In order to minimize graft, the Ministry rotates ten Phnom Penh employees up to Siem
Reap about once a month, including a team leader that they particularly trust.
One tour guide in Siem Reap, who had regular access to illegal tickets, said his
source temporarily dries up when a new Phnom Penh team arrives, but after about a
week they become corrupted as well and business returns to normal.
Khemra acknowledged the problem. "We send the people we think are really good
to Siem Reap to be team leaders. If he does good, maybe he will stay for three months,"
he said. "[But] if you stay in control for a long time, you feel you are the
boss and can do anything."
The guide said he was happy to buy the black market passes because he felt the $15
was doing more good for civil workers in Siem Reap - whose monthly wages are barely
enough to live on - than the $19 that normally goes to the government.
"Sure there is corruption, but it is all the way through the system," he
said. "Corruption is the system. At least the money is going here and not into
some Swiss bank account."
The argument is compelling enough to wonder where all the money goes from the 32,945
legal tickets sold in the first half of 1996.

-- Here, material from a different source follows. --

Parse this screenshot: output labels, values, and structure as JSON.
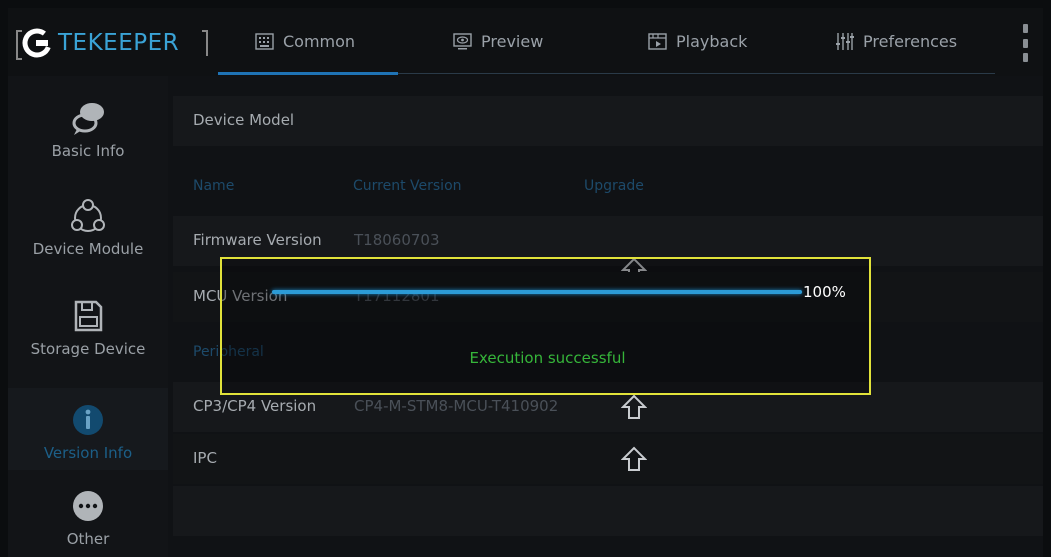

According to the 1996 budget plan, all revenue generated from ticket sales must be
turned over to the Ministry of Finance. The Tourism Office said one-quarter of the
ticket money is allocated back to Siem Reap, with 11 per cent divided between the
area's police and military, 8 per cent budgeted to the governor's office, 3 per cent
to Conservation D'Angkor, 2 per cent to the Tourism Office and 1 per cent is spent
on ticket commissions.
The Ministry of Tourism takes control of another 18 per cent, distributing 5 per
cent of that to travel agencies in Phnom Penh, 3 per cent to Angkor checkpoint personnel
and keeping 10 per cent itself. The remaining 57 per cent is deposited into the treasury
of the Ministry of Finance as general revenue.
Some Siem Reap locals disagreed with the theory that black-market ticket sales
were doing more good for the community than the legitimate operation.
"I think the normal money is good because it goes to clean the temples and things
like that," one woman said. "[The corruption] is not good. The money does
not go to the government."
Sam Bun Heng, financial affairs director at the Ministry of Finance, said he was
not aware that tickets were being sold under the table, but stressed that general
budgetary reform has focused on ensuring all government revenue is accounted for.
"I do not know about this corruption so I cannot comment," Sam Bun Heng
said. "The Ministry of Finance will work with the Ministry of Tourism to take
the proper steps to fix this problem."
Khemra said his office has found it impossible to completely snuff out the illegal
sales, but the methods they now use are minimizing the problem.
"We cannot say we can do 100 per cent good, but maybe 80 per cent or 90 per
cent is not so bad. What we have done, we must continue, and if there is a new problem,
we must change to avoid it," Khemra said.
"All the money that we get from foreigners must go through the government. If
the money goes to the pocket it only helps one person."